Separate names with a comma.
Discussion in 'Trumpet Discussion' started by hhsTrumpet, Jul 18, 2014.
Not sure why you wrote this.
Musicalmason suggests not to.
Best Instrument Repair in Oakland.
Hornucopia in San Carlos. They're excellent.
I teach all of my students also to regularly remove the valves, clean them and then completely dry them before oiling. Especially petroleum based oils evaporate leaving moisture, paraffin and aerosols from our breath on the valve and casing. We end up oiling the sludge and NOTHING protects the valve. The valve and casing can be easily swabbed before reoiling, getting a large portion of the contaminants away from the valve!
I think that we all agree that there is no real possibility to remotely diagnose the problem.
Stuff like this I have not seen on the 3rd valve. The second valve, yes with the exposed slide and minimal bracing.
I think that we still have dirt in the tubes leading to the casing. I would give the horn a COMPLETE bath and a good snaking before doing anything else.
It really shouldn't matter as long as you are being careful. When I can, I remove the valves completely and douse them down with valve oil, but otherwise, there's nothing wrong with pulling the piston halfway out, applying oil and putting it back in.
Once again, we've come to a very simple task that we are overthinking, and losing sight of why we're doing it in the first place. Why is it that we continually get caught up in the process and forget about what it is were' trying to accomplish?
It's pretty simple really - we need to refresh the thin barrier of lubricant between the piston and the valve casing - that's all. The only advantage you have by removing the valve is that you can completely douse off any gunk or solid particles that may be clinging to the piston, thus not reintroducing them to the horn, but if the horn is fairly clean, adding oil to a partially removed piston accomplishes the same task.
Nobody is required to follow any advice I write. Everybody is welcome to add me to their ignore list if you choose. That said, my valve oiling advice is mainly given to students. Very few students are playing monette horns, and very few professionals are looking for advice on how to oil a valve. The reason I give that advice to students is because it lowers the risk of damaging a valve by dropping or spinning it in the casing. So, my advice is not without reason, thought or experience.

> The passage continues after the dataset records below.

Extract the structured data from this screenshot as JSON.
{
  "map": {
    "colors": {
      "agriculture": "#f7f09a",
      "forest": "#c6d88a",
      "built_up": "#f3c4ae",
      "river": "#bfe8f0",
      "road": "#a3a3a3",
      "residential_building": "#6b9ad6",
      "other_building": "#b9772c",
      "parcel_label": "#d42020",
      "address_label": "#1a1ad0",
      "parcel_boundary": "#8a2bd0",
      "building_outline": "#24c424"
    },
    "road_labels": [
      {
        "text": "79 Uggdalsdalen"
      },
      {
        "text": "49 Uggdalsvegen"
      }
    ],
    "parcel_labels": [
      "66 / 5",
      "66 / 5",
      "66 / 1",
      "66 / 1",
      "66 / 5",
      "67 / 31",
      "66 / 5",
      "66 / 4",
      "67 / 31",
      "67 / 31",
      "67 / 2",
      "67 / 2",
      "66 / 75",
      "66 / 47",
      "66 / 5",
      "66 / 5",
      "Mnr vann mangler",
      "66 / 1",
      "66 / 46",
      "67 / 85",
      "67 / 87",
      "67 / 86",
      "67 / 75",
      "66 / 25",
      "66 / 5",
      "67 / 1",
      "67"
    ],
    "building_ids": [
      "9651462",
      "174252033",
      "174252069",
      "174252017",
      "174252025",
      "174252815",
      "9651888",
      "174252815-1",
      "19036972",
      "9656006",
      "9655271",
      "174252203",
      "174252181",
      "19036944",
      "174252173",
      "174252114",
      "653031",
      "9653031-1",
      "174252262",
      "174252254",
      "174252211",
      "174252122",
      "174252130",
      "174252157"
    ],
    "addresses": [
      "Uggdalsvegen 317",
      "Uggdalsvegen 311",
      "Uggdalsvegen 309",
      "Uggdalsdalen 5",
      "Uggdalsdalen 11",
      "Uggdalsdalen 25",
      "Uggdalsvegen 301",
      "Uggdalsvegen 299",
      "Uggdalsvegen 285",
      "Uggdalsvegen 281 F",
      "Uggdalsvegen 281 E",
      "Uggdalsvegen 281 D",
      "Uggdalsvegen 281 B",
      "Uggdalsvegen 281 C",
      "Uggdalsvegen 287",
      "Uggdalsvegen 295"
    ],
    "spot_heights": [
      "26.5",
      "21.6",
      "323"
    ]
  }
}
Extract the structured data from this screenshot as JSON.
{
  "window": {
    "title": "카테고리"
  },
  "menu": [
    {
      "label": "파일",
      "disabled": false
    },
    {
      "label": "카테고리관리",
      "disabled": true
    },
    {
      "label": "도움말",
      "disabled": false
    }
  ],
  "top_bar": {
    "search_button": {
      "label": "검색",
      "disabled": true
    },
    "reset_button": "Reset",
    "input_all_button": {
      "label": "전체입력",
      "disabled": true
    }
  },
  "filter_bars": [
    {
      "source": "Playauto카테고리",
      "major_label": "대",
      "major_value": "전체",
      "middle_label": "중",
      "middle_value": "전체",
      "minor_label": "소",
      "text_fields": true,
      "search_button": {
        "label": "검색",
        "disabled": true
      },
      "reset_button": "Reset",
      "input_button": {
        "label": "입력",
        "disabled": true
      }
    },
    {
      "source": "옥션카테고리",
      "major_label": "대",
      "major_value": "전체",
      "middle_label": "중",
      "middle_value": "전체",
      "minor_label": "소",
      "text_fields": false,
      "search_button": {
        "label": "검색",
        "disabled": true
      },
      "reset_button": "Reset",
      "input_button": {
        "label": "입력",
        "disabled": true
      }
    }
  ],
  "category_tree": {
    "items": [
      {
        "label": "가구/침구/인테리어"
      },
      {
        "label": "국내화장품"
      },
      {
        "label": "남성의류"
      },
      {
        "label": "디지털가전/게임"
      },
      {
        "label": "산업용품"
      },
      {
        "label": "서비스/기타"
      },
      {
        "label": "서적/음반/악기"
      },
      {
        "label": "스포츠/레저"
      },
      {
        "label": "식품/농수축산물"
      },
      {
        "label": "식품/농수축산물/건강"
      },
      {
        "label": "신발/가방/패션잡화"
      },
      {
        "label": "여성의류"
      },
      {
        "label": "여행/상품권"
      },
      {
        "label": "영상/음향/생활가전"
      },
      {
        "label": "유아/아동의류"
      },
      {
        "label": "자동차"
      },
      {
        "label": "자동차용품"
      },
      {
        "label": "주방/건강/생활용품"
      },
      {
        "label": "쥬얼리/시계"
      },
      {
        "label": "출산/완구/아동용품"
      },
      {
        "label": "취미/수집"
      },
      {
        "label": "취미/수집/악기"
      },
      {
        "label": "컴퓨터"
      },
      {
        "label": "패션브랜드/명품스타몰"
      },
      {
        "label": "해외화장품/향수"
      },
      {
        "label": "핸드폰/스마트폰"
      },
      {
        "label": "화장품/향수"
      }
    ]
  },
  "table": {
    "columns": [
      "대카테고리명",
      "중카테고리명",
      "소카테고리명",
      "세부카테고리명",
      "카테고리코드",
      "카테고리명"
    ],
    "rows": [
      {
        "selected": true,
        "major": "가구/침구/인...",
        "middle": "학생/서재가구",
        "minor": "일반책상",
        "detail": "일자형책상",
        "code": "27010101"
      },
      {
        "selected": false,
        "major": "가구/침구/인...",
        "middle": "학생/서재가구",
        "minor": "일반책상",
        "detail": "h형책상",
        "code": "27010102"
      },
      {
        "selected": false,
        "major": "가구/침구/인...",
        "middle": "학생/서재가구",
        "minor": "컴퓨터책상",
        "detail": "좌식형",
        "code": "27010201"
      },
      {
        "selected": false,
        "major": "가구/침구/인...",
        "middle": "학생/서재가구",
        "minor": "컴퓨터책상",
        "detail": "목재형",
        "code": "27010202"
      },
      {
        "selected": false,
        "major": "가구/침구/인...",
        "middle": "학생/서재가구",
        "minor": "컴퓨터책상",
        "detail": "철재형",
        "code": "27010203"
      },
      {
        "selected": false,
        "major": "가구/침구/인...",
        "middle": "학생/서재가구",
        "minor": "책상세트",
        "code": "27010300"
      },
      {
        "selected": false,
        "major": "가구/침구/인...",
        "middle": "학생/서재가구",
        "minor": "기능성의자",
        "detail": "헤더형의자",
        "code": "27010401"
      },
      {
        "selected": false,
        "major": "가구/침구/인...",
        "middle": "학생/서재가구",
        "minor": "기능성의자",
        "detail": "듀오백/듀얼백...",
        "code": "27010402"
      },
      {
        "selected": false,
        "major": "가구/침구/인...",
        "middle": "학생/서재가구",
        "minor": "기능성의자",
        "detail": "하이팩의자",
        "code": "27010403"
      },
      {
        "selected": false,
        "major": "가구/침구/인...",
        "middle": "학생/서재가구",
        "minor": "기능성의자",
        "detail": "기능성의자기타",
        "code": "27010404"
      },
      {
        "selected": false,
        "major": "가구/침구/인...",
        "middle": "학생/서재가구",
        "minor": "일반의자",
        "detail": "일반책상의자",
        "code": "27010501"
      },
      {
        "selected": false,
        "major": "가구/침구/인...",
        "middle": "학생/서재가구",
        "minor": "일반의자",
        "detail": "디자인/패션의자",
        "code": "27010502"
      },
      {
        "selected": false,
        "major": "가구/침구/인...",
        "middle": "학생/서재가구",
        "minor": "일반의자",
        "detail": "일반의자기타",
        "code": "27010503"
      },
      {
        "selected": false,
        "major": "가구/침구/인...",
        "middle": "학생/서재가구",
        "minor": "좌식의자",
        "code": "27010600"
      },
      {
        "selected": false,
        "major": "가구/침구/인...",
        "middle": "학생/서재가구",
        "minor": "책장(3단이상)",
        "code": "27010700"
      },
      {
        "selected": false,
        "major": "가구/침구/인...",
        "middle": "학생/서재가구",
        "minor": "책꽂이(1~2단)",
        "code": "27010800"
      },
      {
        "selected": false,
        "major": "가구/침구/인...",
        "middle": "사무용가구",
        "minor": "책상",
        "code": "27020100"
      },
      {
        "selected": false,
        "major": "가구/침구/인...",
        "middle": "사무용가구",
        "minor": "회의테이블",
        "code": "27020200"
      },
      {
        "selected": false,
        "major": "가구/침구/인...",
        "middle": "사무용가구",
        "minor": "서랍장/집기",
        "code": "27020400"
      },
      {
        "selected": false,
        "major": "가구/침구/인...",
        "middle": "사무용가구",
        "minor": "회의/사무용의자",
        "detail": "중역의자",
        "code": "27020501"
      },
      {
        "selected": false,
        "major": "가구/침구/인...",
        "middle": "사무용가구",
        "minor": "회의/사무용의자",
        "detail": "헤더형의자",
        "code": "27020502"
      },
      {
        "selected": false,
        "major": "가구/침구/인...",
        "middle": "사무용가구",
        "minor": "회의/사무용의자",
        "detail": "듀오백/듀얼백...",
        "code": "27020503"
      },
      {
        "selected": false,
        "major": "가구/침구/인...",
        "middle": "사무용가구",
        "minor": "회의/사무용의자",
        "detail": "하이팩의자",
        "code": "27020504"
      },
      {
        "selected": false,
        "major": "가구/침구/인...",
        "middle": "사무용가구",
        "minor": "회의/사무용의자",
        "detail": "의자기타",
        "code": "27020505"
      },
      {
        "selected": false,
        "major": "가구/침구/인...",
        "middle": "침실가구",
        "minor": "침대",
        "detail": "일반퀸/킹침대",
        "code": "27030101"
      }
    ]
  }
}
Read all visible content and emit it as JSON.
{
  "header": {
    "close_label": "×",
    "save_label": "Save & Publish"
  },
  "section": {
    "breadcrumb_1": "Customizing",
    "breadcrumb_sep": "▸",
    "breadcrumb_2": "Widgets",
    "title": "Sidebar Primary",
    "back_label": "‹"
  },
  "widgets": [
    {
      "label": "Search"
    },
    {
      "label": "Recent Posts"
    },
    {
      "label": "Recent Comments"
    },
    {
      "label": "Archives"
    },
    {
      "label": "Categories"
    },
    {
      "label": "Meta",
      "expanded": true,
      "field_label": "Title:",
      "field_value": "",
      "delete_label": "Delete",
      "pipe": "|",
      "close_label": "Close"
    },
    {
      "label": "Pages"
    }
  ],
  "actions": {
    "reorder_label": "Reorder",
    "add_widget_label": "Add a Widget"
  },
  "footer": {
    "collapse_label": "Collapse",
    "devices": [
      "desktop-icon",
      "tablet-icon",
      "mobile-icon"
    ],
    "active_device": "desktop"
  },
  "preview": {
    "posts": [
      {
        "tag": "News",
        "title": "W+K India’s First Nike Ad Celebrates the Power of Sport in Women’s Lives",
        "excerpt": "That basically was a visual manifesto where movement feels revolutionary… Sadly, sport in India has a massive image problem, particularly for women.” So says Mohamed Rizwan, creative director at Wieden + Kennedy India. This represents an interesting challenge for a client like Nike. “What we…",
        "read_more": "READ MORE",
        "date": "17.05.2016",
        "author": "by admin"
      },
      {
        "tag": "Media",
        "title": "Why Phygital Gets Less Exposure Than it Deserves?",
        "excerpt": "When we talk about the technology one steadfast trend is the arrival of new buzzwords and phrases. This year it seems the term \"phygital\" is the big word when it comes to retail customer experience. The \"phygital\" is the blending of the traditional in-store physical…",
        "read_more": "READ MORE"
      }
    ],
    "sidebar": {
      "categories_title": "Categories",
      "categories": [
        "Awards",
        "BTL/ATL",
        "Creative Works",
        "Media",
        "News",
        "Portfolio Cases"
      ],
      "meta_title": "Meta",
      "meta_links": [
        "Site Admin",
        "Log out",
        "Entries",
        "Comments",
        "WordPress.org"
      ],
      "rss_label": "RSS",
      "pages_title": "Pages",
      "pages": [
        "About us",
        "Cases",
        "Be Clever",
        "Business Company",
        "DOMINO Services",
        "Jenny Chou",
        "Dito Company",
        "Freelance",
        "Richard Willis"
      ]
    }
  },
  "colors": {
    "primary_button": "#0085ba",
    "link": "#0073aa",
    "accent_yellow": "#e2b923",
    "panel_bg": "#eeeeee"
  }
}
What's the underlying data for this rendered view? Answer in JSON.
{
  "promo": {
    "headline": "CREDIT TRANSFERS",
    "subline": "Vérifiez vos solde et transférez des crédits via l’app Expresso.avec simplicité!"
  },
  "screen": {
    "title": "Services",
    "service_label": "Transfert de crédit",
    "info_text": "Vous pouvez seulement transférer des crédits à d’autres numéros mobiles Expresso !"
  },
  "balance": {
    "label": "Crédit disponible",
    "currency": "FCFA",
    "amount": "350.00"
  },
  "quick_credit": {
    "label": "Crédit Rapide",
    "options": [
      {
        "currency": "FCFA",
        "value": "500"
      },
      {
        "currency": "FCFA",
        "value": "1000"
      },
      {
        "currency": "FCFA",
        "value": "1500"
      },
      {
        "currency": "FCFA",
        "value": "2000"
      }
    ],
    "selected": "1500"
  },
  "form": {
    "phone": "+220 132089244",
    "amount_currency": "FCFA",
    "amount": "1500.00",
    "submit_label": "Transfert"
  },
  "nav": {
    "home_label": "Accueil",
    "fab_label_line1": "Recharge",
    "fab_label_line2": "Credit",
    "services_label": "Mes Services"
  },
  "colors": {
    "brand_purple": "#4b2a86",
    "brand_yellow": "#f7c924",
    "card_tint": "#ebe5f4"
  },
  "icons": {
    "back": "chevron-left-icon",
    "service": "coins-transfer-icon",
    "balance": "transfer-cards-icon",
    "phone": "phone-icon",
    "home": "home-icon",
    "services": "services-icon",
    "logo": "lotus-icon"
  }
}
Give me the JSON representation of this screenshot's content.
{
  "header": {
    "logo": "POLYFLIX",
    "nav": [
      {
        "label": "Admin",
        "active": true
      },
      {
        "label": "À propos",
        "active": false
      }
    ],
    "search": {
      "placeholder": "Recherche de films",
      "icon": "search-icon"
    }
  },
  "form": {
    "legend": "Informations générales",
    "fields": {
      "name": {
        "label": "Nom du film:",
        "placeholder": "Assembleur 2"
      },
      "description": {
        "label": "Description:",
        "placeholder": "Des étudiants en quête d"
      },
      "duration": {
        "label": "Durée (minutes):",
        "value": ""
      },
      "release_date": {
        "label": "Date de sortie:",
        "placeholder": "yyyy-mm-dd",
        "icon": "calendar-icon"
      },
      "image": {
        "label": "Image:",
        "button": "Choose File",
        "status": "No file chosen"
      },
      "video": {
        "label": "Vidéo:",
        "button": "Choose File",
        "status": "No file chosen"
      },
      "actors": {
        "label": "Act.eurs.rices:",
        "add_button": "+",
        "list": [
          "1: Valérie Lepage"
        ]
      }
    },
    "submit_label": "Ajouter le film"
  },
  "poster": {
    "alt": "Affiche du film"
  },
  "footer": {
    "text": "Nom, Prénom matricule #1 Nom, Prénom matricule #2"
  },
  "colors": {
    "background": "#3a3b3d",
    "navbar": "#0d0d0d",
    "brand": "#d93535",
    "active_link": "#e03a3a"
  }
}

It is also my understanding that monette valves contain living, rare earth properties that need sunlight once a week to function properly.
Welcome to Instant Rimshot
Take it to Dave. You'll have it back in a couple years! Or use a hammer after
complete removal. Or, or, or, just maybe you can use google for a dealer near you.
This is only the case when those living organisms are not regularly removed.............
Last time I looked (yesterday), my Prana was a dead hunk of metal with all of the earthly particles removed and it hadn't seen the light of day for about 3 weeks (been playing natural trumpet....).
MM, I don't think that anyone really disagrees with anything or anybody here. HHS has a Yamaha Xeno and can't figure out why a valve that worked before oiling doesn't go back in now. There are only 2 possibilities: contaminants or damage. The first possibility requires removal as does the second. As far as general practice goes, we have all squirted oil in the bottom valve cap and pulled the valve out half way to oil on top of whatever was left on the valve/casing. I am reasonably sure that neither destroyed the instrument.
That being said, the Ultra Pure guy used to post here occasionally and presented some really interesting info. It was something to the effect that valve oil based on petroleum is made up of various ingredients like mineral oil, paraffin and some other stuff. The mineral oil is reported to evaporate in between 17 and 24 hours leaving the sludge from our moist breath and the nonvolatile ingredients in the horn. This means that after 24 hours, we have no more "oil", rather only moisture that does a pretty crappy job protecting the valve. The Ultra Pure motivation was to sell synthetic oil that did not "evaporate" while providing a "service" designed to help prevent wear and keep the valves moving slickly.
I think often that the function of valve oil is reduced to "preventing the valves from sticking". It is often ignored that when metals rub against one another that they wear. Any collector of vintage trumpets knows how badly worn valves can be. Only when the oil bonds to the surface of the metal is it protected. An additional factor is that valve oil does bind contaminants. All of these factors support the notion that cleanliness is next to godliness. I teach my students how to bathe and snake their instruments, clean the valves completely and everything else that keeps the instrument clean and functional.
For the record: Dave Monette advocates the direct bond between oil and the metal and the complete removal of moisture and contaminants whenever possible. He is proud of the manufacturing tolerances and always comments positively when performing service on a well maintained horn. You CAN see the difference when the lapping marks are not smoothed off from metal/metal contact.
Update about my trumpet. I took it to a repair shop last week. The technician suspected it was a bent valve. I got a call from him today and no good news. He said he'll look into replacing the whole valve after consulting Yamaha.